Evet
halen tartışılmakta olan ve hep –unutulmaması adına- tartışılması gereken 28
Şubat “zafer mi, hezimet mi, kader mi?” sorusunu bir kez daha
sorgulamak hepimizin boynunun borcu. Aslında milletin iradesini tank paletleriyle
ezip demokrasiye “balans ayarı” verdiklerinin ibretlik
hikayesidir o günden bugüne yaşananlar.
Türk
siyasi tarihine “Postmodern darbe” olarak geçen 28 Şubat 1997 MGK
kararı, sonradan ortaya çıkan bilgileri derlediğinizde bir “İsrail
yapımı” olarak tarihteki yerini aldı. Dönemin Genelkurmay 2. Başkanı
olan Çevik Bir’in Amerika’ya, Genelkurmay Başkanı İsmail Hakkı Karadayı’nın
ise, İsrail’e darbeden kısa bir süre önce gitmeleri tesadüf değildi. Nitekim
unutmayalım; Çevik Bir, darbeden çok sonra bir Amerikan dergisine verdiği özel
röportajda, 28 Şubat darbesi için “yalnızca İslâm’a karşı değil, aynı
zamanda İsrail’le dostluk için yapıldı” itirafında bulunmuştu.
Şimdi
“Postmodern darbe”nin üzerinden 19 yıl geçti. Türkiye’de bin yıl
süreceği iddia edilen 28 Şubat, beş yıl sonra çöktü. İşte yazımın başlığı da bu
“çöküntü”den çıktı. Dönemin generalleri, brifingli gazetecileri,
yargıçları, bürokratları, politika yapıcıları, Sivil Toplum Kuruluşu maskeli
postallı kanaat önderleri, meslek odaları, “5’li Çete” mensubu
işveren-işçi temsilcileri, bankaların yönetim kurullarına yerleştirilen
hortumcu/soyguncu dostu/gözcü emekli generaller vb. “zafer”
sarhoşluğuna kendilerini kaptırmış “Topyekûn savaş” naraları atarken, 5 yıl sonra ilk “hezimet”i tattıklarında kelimenin tam anlamı ile
abandone olmuşlardı. Uzunca süren şaşkınlıklarından ayıldıklarında, yaşadıkları
“hezimet”in hezimetten de öte bir “kader” olduğu
gerçeğine tosladılar.
Post
modern darbenin seyir defterine baktığımızda, 28 Şubat 1997 MGK’sının bir başlangıç
olduğunu, kamu ve sosyal hayata yönelik en büyük darbenin ise, 23 Haziran 1999
MGK’sında alınan kararlar doğrultusunda Başbakanlık tarafından yayınlanan
1999/41 nolu Genelgesi olduğunu görüyoruz.
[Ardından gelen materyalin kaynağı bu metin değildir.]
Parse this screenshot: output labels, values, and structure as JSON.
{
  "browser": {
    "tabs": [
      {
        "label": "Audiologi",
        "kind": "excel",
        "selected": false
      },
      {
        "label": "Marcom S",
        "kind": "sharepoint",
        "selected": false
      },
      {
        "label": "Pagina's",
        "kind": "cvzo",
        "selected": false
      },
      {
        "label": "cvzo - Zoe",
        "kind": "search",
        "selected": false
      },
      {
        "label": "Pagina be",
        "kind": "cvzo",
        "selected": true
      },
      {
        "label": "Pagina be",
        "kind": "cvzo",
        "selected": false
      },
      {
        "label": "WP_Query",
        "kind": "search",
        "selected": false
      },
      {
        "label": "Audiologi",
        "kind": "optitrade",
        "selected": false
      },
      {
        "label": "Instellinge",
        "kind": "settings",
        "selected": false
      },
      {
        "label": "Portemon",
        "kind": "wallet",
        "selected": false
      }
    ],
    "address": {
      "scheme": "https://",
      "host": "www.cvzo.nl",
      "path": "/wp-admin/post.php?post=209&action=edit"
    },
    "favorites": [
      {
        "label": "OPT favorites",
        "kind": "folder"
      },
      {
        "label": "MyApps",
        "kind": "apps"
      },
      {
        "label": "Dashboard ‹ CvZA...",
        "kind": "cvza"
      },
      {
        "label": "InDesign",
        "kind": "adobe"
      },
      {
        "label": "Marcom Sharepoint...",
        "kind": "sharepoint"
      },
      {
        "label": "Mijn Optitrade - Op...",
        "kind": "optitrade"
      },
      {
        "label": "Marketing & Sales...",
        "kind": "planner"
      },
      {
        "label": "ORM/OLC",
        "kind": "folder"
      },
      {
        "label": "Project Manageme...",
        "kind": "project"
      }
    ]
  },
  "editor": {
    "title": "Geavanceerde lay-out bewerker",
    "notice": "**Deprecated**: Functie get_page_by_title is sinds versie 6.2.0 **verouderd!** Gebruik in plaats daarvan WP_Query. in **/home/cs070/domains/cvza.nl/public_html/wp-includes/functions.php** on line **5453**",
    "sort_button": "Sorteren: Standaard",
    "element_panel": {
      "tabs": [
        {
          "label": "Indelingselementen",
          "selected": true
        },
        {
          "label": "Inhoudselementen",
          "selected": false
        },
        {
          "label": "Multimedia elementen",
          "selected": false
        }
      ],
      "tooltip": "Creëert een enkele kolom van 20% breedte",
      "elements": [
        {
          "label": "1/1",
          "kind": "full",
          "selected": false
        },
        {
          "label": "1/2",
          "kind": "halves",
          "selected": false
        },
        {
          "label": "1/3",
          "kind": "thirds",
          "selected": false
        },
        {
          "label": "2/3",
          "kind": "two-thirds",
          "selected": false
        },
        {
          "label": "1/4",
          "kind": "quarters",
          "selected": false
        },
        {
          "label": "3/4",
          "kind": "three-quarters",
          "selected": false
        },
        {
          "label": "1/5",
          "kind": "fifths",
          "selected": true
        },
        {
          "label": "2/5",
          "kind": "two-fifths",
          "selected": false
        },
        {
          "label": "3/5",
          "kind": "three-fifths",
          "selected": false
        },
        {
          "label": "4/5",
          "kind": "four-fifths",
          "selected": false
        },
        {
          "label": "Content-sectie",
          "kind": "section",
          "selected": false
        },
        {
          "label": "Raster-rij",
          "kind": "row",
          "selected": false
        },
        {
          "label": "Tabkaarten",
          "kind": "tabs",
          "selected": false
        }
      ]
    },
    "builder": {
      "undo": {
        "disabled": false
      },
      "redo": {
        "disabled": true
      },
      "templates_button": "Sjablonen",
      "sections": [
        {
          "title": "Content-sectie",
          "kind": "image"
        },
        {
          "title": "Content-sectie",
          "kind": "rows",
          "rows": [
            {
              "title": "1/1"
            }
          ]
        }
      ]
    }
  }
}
O lanetli belgenin/genelgenin
dayağını oluşturan kararın altında 5’i sivil, 5’i asker 10 imza var. Yüzlerce
asker, bürokrat ve sivilin hayatını zehir eden o meş’um kararın altındaki
imzaları unutmamak için burada bir kez daha –kerhen- kayda geçirmek isterim;
Süleyman Demirel, Bülent Ecevit, Sabahatin Çakmakoğlu, İsmail Cem ve Sadettin
Tantan’ın yanısıra Genelkurmay Başkanı Hüseyin Kıvrıkoğlu ve kuvvet
komutanları.
Hezimetin
üzerinden 14 yıl geçti, o dönem siyasi partilerinin milletvekili listelerine
varıncaya kadar müdahalede bulunanların, “Post modern darbe”yi
takip eden kısa süre sonra toplumun demokratik iradesini yansıtan nasıl bir “kader”
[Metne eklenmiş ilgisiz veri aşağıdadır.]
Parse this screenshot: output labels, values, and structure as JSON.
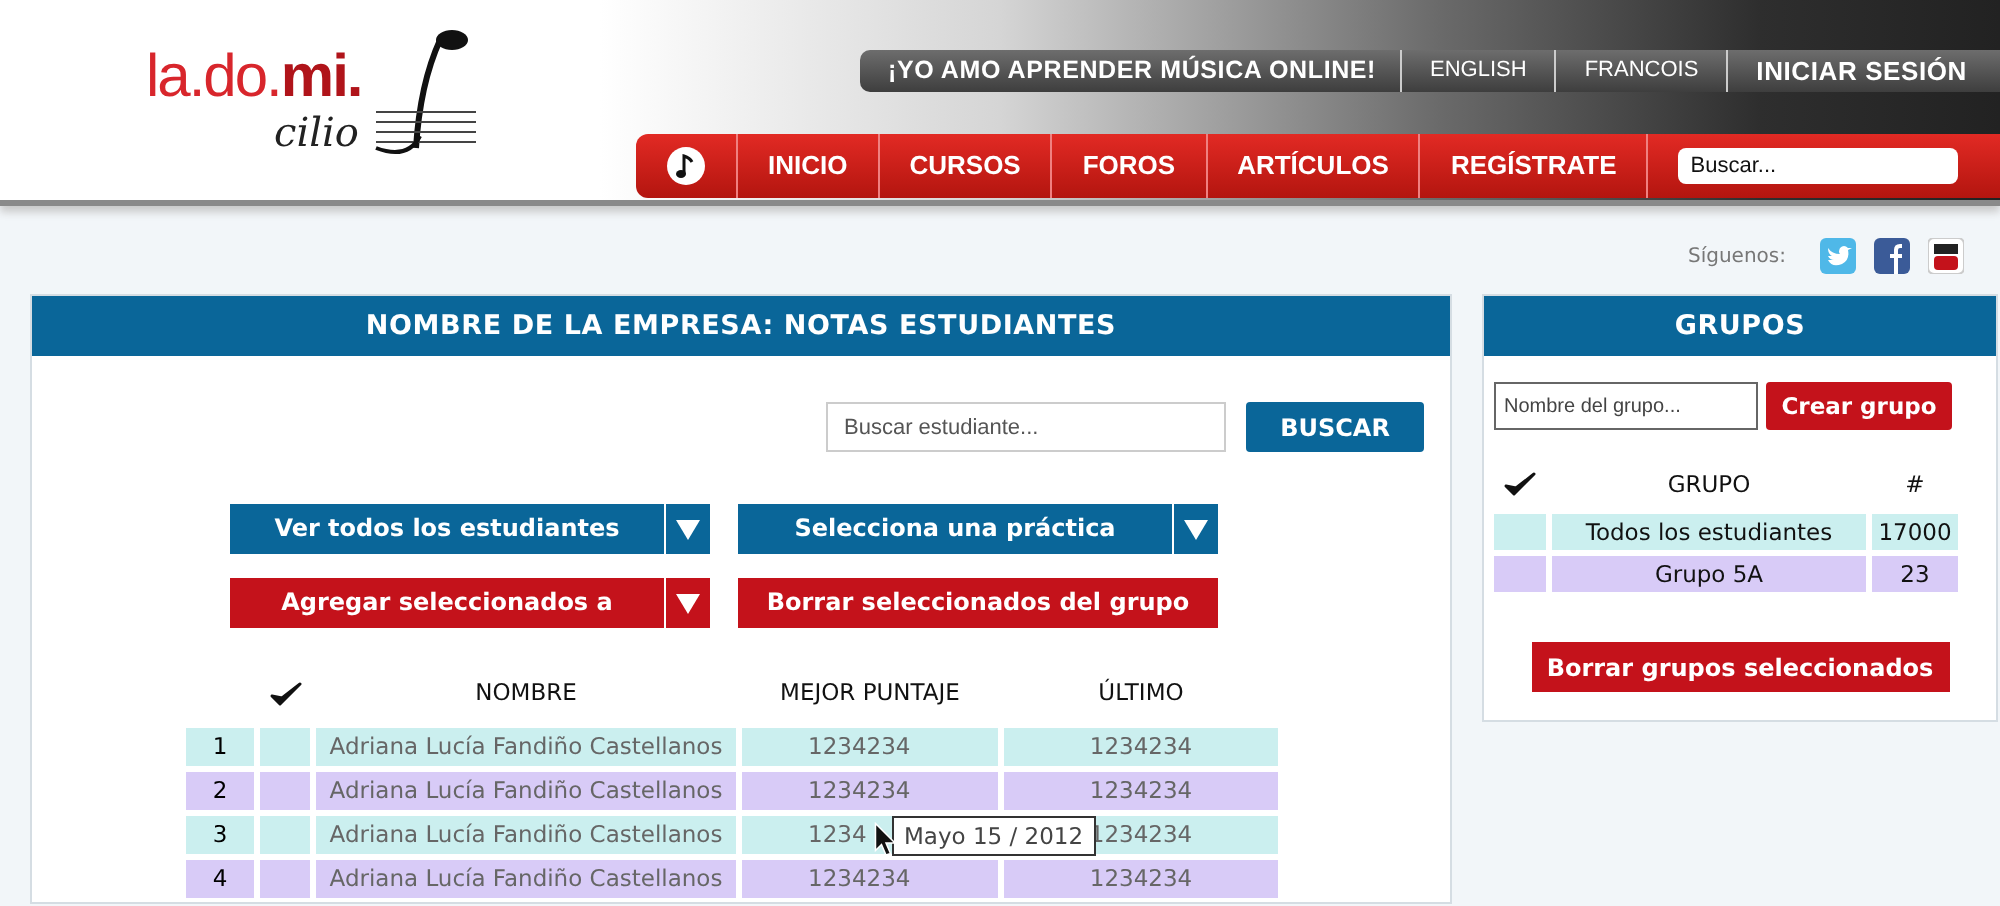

çizgisiyle karşılaştıklarını gösteren ibretlik bir hatırayı –bu yıldönümü
vesilesiyle- Milli Türk Talebe Birliği Kültür Müdürlüğü’nde düzenlenen “28
Şubat ve Türkiye’de Demokratikleşme Süreci” konulu konferansta
Başbakan Eski Yardımcısı Bülent Arınç anlattı. O dönem katıldıkları bir
toplantıda dönemin Jandarma Genel Komutanı Şener Eruygur’a imam hatipliler
hakkında olumsuz konuşmasına Tayyip Erdoğan’ın müsaade etmeyerek, “Bana
bak!. Otur oturduğun yerde. Terbiyesizlik yapma, ben de o imam hatip lisesinin
mezunu bir delikanlıyım” cevabını verdiğini nakletti.
Yazılacak,
söylenecek çok şey var.. o günleri yaşamamış olan genç kuşaklar, –gelinen
noktadan sonra hiçbir zaman tekrar yaşanmamasını dilediğim- o süreci mutlaka
belgeli sahih kaynaklardan ve yaşayan aktörlerinden öğrenmeliler diye
düşünüyorum. Örneğin, istihbaratçı Bülent Orakoğlu, Hanefi Avcı gibi isimlerin
yazdıkları kitapların satır satır okunması; Fazilet Partisi’nden 1999’da
milletvekili seçilen ancak başörtüsü nedeniyle TBMM’de yemin ettirilmeyen ve
göreve başlamadan milletvekilliği düşürülen Doç. Dr. Merve Kavakçı
İslam’ın kitap, gazete, dergi ve söyleşilerinde anlattıklarının aynı ciddiyetle
takip edilmesi; dönemin eski Sultanbeyli Belediye Başkanı Ali Nabi Koçak’ın
başına gelen siyasi, sosyal, psikolojik ve en sonunda fiziksel varlığına karşı
menfur bir suikastten geriye kalan engelli(!) bir bedene yaşatılan acılar ve
emsali başka örnekler.. bunlar, içinde bulunduğumuz bilişim çağı imkanları
karşısında hepimize bir “tık” mesafede duran gerçekler..
Son
sözüm; 28 Şubat “Post modern darbe”yi bir de “zafer mi,
hezimet mi, kader mi?” bağlamında tüm yaşanmışlıkları unutmama adına
bir kez daha düşünelim/analım/unutmayalım…
Yorumlar kapalı.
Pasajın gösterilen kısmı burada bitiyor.